The excitement comes after years of altering “base” molecules with a series of chemical reactions that can alter the molecules’ features. The chemical compounds used are typically purchased from companies that offer hundreds of thousands of options, so researchers like Emal can try, try again...and again.
“The narrowing down is enormous,” Emal says. “Our lead compound came from a library screen of about 150,000, and that screen gave us two leads. We were able to narrow down from 150,000 to two in one step.”

A custom molecule two decades in the making, EMU chemistry professor Cory Emal’s research holds life-changing potential.

A custom molecule two decades in the making, EMU chemistry professor Cory Emal’s research holds life-changing potential.
From there, Emal’s lab made roughly 400 new compounds trying to improve on those two hits.
“And we did,” Emal says, “about 300 compounds in. It sort of floated to the top, and that’s the one in the clinical trial.”
Emal notes that in drug development getting to the human trial stage is always the goal, but the odds are against it.
“Pharmaceutical companies spend billions of dollars every year trying to do this, so there’s no particular reason to think an Eastern Michigan professor, undergrad lab assistants and a seasoned academic from U of M could pull it off.”
The participation of undergrads in such impactful research is unusual, and is one of the advantages of an EMU education, Emal says.
“If you’re an undergraduate who wants to be involved in scientific research, you’re certainly going to have one-to-one attention from your professor at Eastern, and you will almost certainly not at a big research school.”

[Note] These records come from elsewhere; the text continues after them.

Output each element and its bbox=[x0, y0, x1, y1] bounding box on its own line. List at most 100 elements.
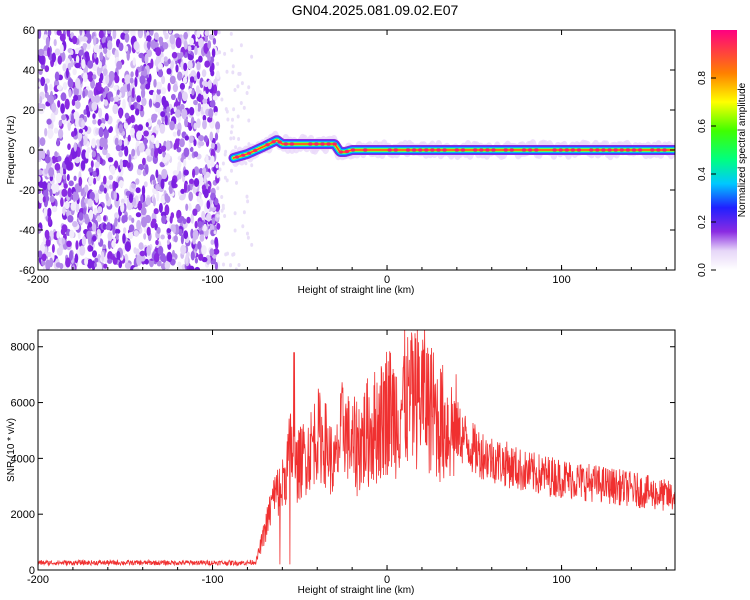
noise-blob bbox=[226, 251, 229, 256]
noise-blob bbox=[146, 49, 153, 58]
noise-blob bbox=[91, 150, 97, 158]
noise-blob bbox=[212, 95, 218, 101]
noise-blob bbox=[128, 224, 135, 232]
noise-blob bbox=[103, 187, 107, 194]
noise-blob bbox=[62, 174, 67, 180]
noise-blob bbox=[242, 210, 246, 215]
noise-blob bbox=[233, 88, 237, 92]
noise-blob bbox=[97, 206, 103, 214]
noise-blob bbox=[214, 111, 218, 116]
x-tick-label: 100 bbox=[552, 274, 570, 286]
noise-blob bbox=[128, 214, 132, 221]
noise-blob bbox=[201, 184, 206, 191]
noise-blob bbox=[48, 95, 55, 105]
noise-blob bbox=[144, 258, 149, 265]
noise-blob bbox=[169, 75, 176, 85]
noise-blob bbox=[236, 84, 240, 89]
noise-blob bbox=[127, 134, 131, 142]
spectrogram-x-label: Height of straight line (km) bbox=[298, 285, 415, 296]
noise-blob bbox=[107, 231, 113, 241]
noise-blob bbox=[139, 255, 146, 262]
noise-blob bbox=[88, 176, 94, 185]
noise-blob bbox=[224, 149, 228, 154]
noise-blob bbox=[235, 180, 238, 185]
noise-blob bbox=[75, 202, 80, 213]
x-tick-label: 0 bbox=[384, 274, 390, 286]
noise-blob bbox=[246, 235, 250, 240]
noise-blob bbox=[222, 262, 225, 267]
noise-blob bbox=[99, 72, 104, 82]
noise-blob bbox=[53, 127, 59, 134]
noise-blob bbox=[158, 36, 164, 43]
noise-blob bbox=[88, 209, 94, 221]
noise-blob bbox=[65, 257, 71, 268]
noise-blob bbox=[49, 83, 53, 91]
noise-blob bbox=[196, 61, 201, 71]
ridge-peak bbox=[473, 148, 478, 152]
noise-blob bbox=[167, 234, 172, 240]
noise-blob bbox=[127, 232, 134, 240]
noise-blob bbox=[225, 109, 229, 114]
noise-blob bbox=[98, 30, 104, 39]
noise-blob bbox=[60, 166, 64, 176]
x-tick-label: -200 bbox=[27, 274, 49, 286]
noise-blob bbox=[187, 45, 192, 52]
noise-blob bbox=[204, 30, 210, 36]
noise-blob bbox=[91, 101, 98, 112]
noise-blob bbox=[189, 76, 195, 83]
noise-blob bbox=[206, 200, 211, 210]
noise-blob bbox=[155, 169, 159, 179]
noise-blob bbox=[229, 136, 233, 141]
noise-blob bbox=[209, 100, 216, 108]
noise-blob bbox=[145, 122, 149, 128]
ridge-peak bbox=[350, 148, 356, 152]
noise-blob bbox=[197, 135, 204, 141]
noise-blob bbox=[185, 253, 189, 265]
noise-blob bbox=[54, 71, 60, 82]
noise-blob bbox=[78, 128, 83, 134]
noise-blob bbox=[171, 93, 176, 101]
noise-blob bbox=[44, 246, 48, 257]
noise-blob bbox=[207, 116, 213, 123]
noise-blob bbox=[69, 250, 73, 261]
noise-blob bbox=[150, 147, 155, 157]
noise-blob bbox=[223, 175, 227, 180]
noise-blob bbox=[197, 240, 202, 250]
noise-blob bbox=[142, 157, 146, 166]
noise-blob bbox=[214, 143, 218, 151]
noise-blob bbox=[138, 142, 145, 153]
ridge-peak bbox=[650, 148, 655, 152]
noise-blob bbox=[102, 244, 107, 250]
noise-blob bbox=[118, 124, 124, 134]
noise-blob bbox=[107, 239, 112, 250]
noise-blob bbox=[156, 191, 160, 202]
noise-blob bbox=[73, 94, 79, 102]
noise-blob bbox=[38, 69, 43, 75]
noise-blob bbox=[80, 160, 86, 171]
noise-blob bbox=[233, 211, 237, 216]
ridge-peak bbox=[265, 143, 270, 147]
noise-blob bbox=[43, 207, 48, 217]
noise-blob bbox=[95, 57, 99, 65]
noise-blob bbox=[87, 71, 94, 82]
noise-blob bbox=[114, 217, 118, 227]
noise-blob bbox=[247, 118, 251, 123]
noise-blob bbox=[50, 112, 56, 123]
noise-blob bbox=[183, 158, 187, 168]
noise-blob bbox=[169, 215, 173, 224]
noise-blob bbox=[163, 56, 168, 62]
noise-blob bbox=[99, 51, 104, 61]
noise-blob bbox=[164, 261, 171, 270]
noise-blob bbox=[213, 248, 220, 255]
spectrogram-x-ticks: -200 -100 0 100 bbox=[27, 30, 667, 286]
noise-blob bbox=[140, 194, 144, 204]
noise-blob bbox=[184, 69, 188, 79]
noise-blob bbox=[131, 217, 135, 224]
noise-blob bbox=[92, 170, 97, 178]
noise-blob bbox=[139, 250, 146, 257]
noise-blob bbox=[54, 48, 61, 56]
ridge-peak bbox=[527, 148, 533, 152]
noise-blob bbox=[41, 260, 46, 266]
noise-blob bbox=[130, 71, 134, 78]
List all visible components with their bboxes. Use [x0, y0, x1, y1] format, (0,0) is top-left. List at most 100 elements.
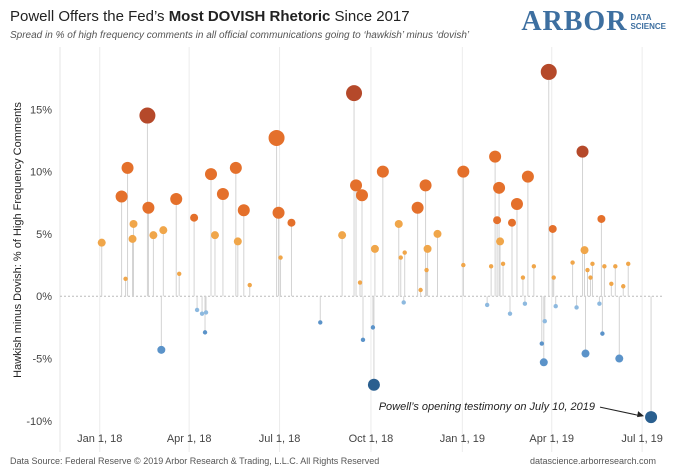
data-point [121, 161, 134, 174]
data-point [202, 330, 208, 335]
data-point [272, 206, 285, 219]
data-point [398, 255, 403, 260]
y-tick-label: 0% [36, 291, 52, 303]
arbor-logo: ARBOR DATA SCIENCE [521, 6, 666, 38]
data-point [576, 145, 589, 158]
logo-wordmark: ARBOR [521, 6, 628, 37]
data-point [521, 170, 534, 183]
data-point [247, 282, 252, 288]
data-point [551, 275, 556, 280]
data-point [203, 310, 209, 315]
data-point [418, 287, 423, 293]
data-point [590, 261, 595, 267]
data-point [520, 275, 526, 280]
data-point [585, 267, 590, 273]
data-point [268, 129, 285, 146]
data-point [157, 345, 166, 354]
chart-subtitle: Spread in % of high frequency comments i… [10, 30, 470, 41]
data-point [424, 267, 429, 273]
data-point [496, 237, 505, 246]
data-point [338, 231, 347, 240]
data-point [626, 261, 631, 267]
annotation-arrow [599, 406, 643, 417]
data-point [190, 213, 199, 222]
data-point [597, 214, 606, 223]
logo-sub-data: DATA [630, 13, 652, 22]
data-point [159, 226, 168, 235]
data-point [489, 150, 502, 163]
data-point [411, 201, 424, 214]
logo-sub-science: SCIENCE [630, 22, 666, 31]
data-point [574, 305, 579, 310]
data-point [597, 301, 602, 306]
title-suffix: Since 2017 [330, 8, 410, 25]
data-point [216, 188, 229, 201]
y-tick-label: -5% [32, 354, 52, 366]
data-point [457, 165, 470, 178]
data-point [210, 231, 219, 240]
chart-points [97, 63, 658, 424]
data-point [423, 244, 432, 253]
data-point [540, 63, 557, 80]
data-point [542, 318, 547, 324]
data-point [357, 280, 363, 285]
chart-title: Powell Offers the Fed’s Most DOVISH Rhet… [10, 8, 410, 25]
data-point [531, 264, 537, 269]
data-point [461, 262, 466, 268]
annotation-arrowhead [637, 411, 645, 418]
data-point [507, 311, 513, 316]
data-point [613, 264, 618, 269]
data-point [376, 165, 389, 178]
data-point [287, 218, 296, 227]
x-tick-label: Jan 1, 18 [77, 433, 122, 445]
data-point [539, 341, 544, 346]
data-point [609, 281, 614, 286]
data-point [360, 337, 366, 343]
data-point [237, 204, 250, 217]
data-point [177, 271, 182, 276]
data-point [355, 189, 368, 202]
data-point [500, 261, 506, 267]
website-link[interactable]: datascience.arborresearch.com [529, 456, 656, 466]
data-point [142, 201, 155, 214]
data-point [510, 198, 523, 211]
data-point [419, 179, 432, 192]
data-point [602, 264, 607, 269]
data-point [97, 238, 106, 247]
y-tick-label: -10% [26, 416, 52, 428]
chart-stems [101, 71, 652, 418]
data-point [553, 304, 558, 309]
y-axis-ticks: 15% 10% 5% 0% -5% -10% [26, 104, 52, 428]
data-point [229, 161, 242, 174]
y-tick-label: 15% [30, 104, 52, 116]
data-point [600, 331, 605, 336]
data-point [433, 229, 442, 238]
data-point [115, 190, 128, 203]
data-point [204, 168, 217, 181]
data-point [580, 246, 589, 255]
data-point [401, 300, 406, 305]
y-tick-label: 5% [36, 229, 52, 241]
data-point [194, 307, 200, 313]
y-tick-label: 10% [30, 167, 52, 179]
data-point [621, 284, 626, 289]
data-point [278, 255, 283, 260]
data-point [615, 354, 624, 363]
data-point [346, 85, 363, 102]
data-point [139, 107, 156, 124]
title-prefix: Powell Offers the Fed’s [10, 8, 169, 25]
data-point [350, 179, 363, 192]
annotation: Powell’s opening testimony on July 10, 2… [379, 401, 645, 418]
data-source: Data Source: Federal Reserve © 2019 Arbo… [10, 456, 380, 466]
data-point [233, 237, 242, 246]
title-emphasis: Most DOVISH Rhetoric [168, 8, 331, 25]
x-axis-ticks: Jan 1, 18 Apr 1, 18 Jul 1, 18 Oct 1, 18 Jan … [77, 433, 663, 445]
data-point [149, 231, 158, 240]
data-point [370, 244, 379, 253]
data-point [488, 264, 494, 269]
x-tick-label: Jan 1, 19 [440, 433, 485, 445]
data-point [199, 311, 205, 316]
data-point [128, 234, 137, 243]
data-point [588, 275, 593, 280]
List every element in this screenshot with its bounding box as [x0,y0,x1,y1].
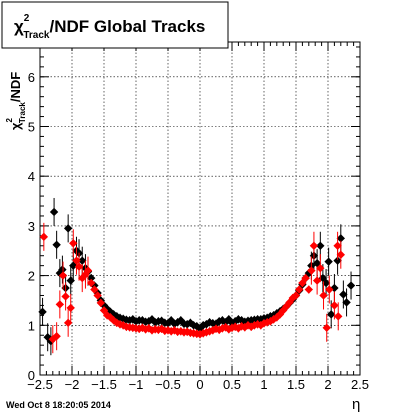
red-data-point [69,239,78,248]
y-tick-label: 4 [28,169,35,184]
red-data-point [322,323,331,332]
black-data-point [327,310,336,319]
black-data-point [78,256,87,265]
red-data-point [119,321,128,330]
red-data-point [96,298,105,308]
x-tick-label: 2.5 [351,377,369,392]
red-data-point [87,278,96,288]
red-data-point [93,291,102,300]
black-data-point [324,257,333,266]
red-data-point [330,301,339,310]
ylabel-sub: Track [18,102,27,123]
red-data-point [78,273,87,283]
timestamp: Wed Oct 8 18:20:05 2014 [6,400,111,410]
y-tick-label: 3 [28,219,35,234]
black-data-point [55,268,65,278]
black-data-point [163,319,173,328]
red-data-point [319,291,328,300]
y-tick-label: 5 [28,119,35,134]
y-tick-label: 2 [28,269,35,284]
red-data-point [316,263,325,273]
red-data-point [61,292,70,301]
red-data-point [243,321,253,330]
red-data-point [295,285,304,294]
x-tick-label: 0 [196,377,203,392]
red-data-point [309,241,319,250]
chart-title: χ2 Track/NDF Global Tracks [14,13,205,41]
black-data-point [52,240,61,249]
black-data-point [63,224,73,233]
red-data-point [90,285,99,294]
red-data-point [39,232,49,242]
x-tick-labels: −2.5 −2 −1.5 −1 −0.5 0 0.5 1 1.5 2 2.5 [27,377,369,392]
title-box [1,1,229,49]
black-data-point [38,307,47,317]
y-tick-labels: 0 1 2 3 4 5 6 [28,70,35,383]
black-data-point [211,319,221,329]
x-tick-label: 1.5 [287,377,305,392]
y-axis-title: χ2 Track/NDF [5,72,27,130]
red-data-point [307,266,316,275]
x-tick-label: −1 [129,377,144,392]
y-tick-label: 1 [28,318,35,333]
red-data-point [325,285,334,294]
title-sub: Track [23,30,50,41]
y-tick-label: 6 [28,70,35,85]
ylabel-rest: /NDF [8,72,23,102]
x-tick-label: −2 [65,377,80,392]
black-data-point [316,241,325,250]
ylabel-main: χ [8,122,23,130]
title-main: χ [14,17,24,36]
red-data-point [55,300,65,309]
x-tick-label: −1.5 [91,377,117,392]
black-data-point [339,290,348,299]
black-data-point [49,207,59,217]
title-sup: 2 [24,13,30,24]
title-rest: /NDF Global Tracks [50,17,206,36]
x-tick-label: 2 [324,377,331,392]
y-tick-label: 0 [28,368,35,383]
x-axis-title: η [352,396,360,413]
red-data-point [333,241,342,250]
red-data-point [74,262,84,271]
x-tick-label: 1 [260,377,267,392]
ylabel-sup: 2 [5,118,14,123]
red-data-point [334,312,343,321]
data-markers [38,197,356,356]
red-data-point [58,271,68,280]
black-data-point [58,265,67,274]
black-data-point [87,273,96,283]
red-data-point [312,276,322,285]
black-data-point [333,256,342,265]
red-data-point [66,303,75,313]
red-data-point [291,291,301,300]
black-data-point [147,315,157,324]
red-data-point [52,332,61,341]
red-data-point [83,266,93,275]
black-data-point [342,298,351,307]
x-tick-label: −0.5 [155,377,181,392]
black-data-point [336,234,345,243]
red-data-point [336,250,345,259]
red-data-point [48,335,57,344]
red-data-point [301,273,310,283]
x-tick-label: 0.5 [223,377,241,392]
x-tick-label: −2.5 [27,377,53,392]
black-data-point [346,281,356,290]
red-data-point [304,285,313,294]
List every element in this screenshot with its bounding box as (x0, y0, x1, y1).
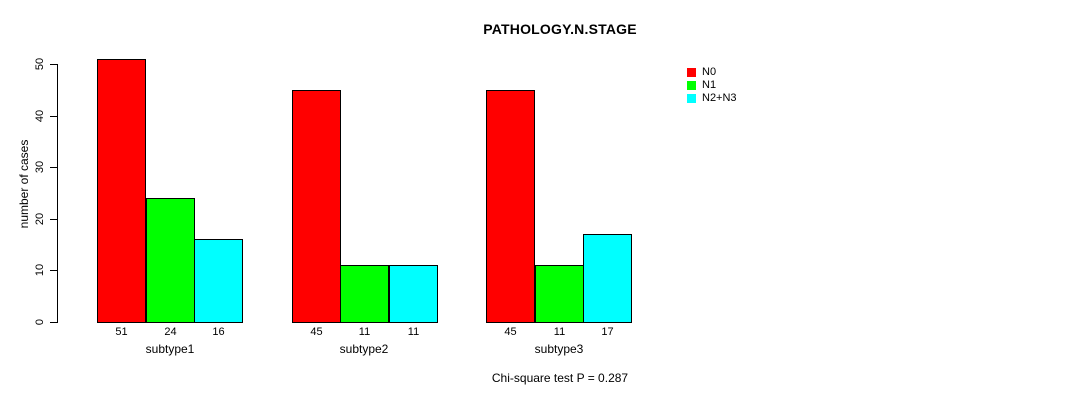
y-axis-line (57, 64, 58, 323)
legend-swatch-N2+N3 (687, 94, 696, 103)
y-tick-label: 50 (34, 57, 46, 71)
y-axis-tick (50, 116, 57, 117)
bar-N2+N3-subtype1 (194, 239, 243, 323)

“If you’re an undergraduate who wants to be involved in scientific research, you’re certainly going to have one-to-one attention from your professor at Eastern, and you will almost certainly not at a big research school.”
— Corey Emal
Now that the clinical trial is underway, Emal’s other passion, EMU’s fermentation science program, will also have his attention. He and chemistry colleague Gregg Wilmes co-created the program in 2014, and rolled it out two years later. Since then, the program has won the 2024 U.S. Open College Beer Championship, and spawned professional brewers.
“One of our graduates has two Eastern science degrees, now teaches in the program and is a head brewer at Ypsi Alehouse,” Emal says, noting another has been hired on at Brewery Becker in Brighton.
“I know the owner of that brewery very well, and he has high standards,” Emal says. “So the fact that he hired one of our graduates, that means something. It makes me very happy.”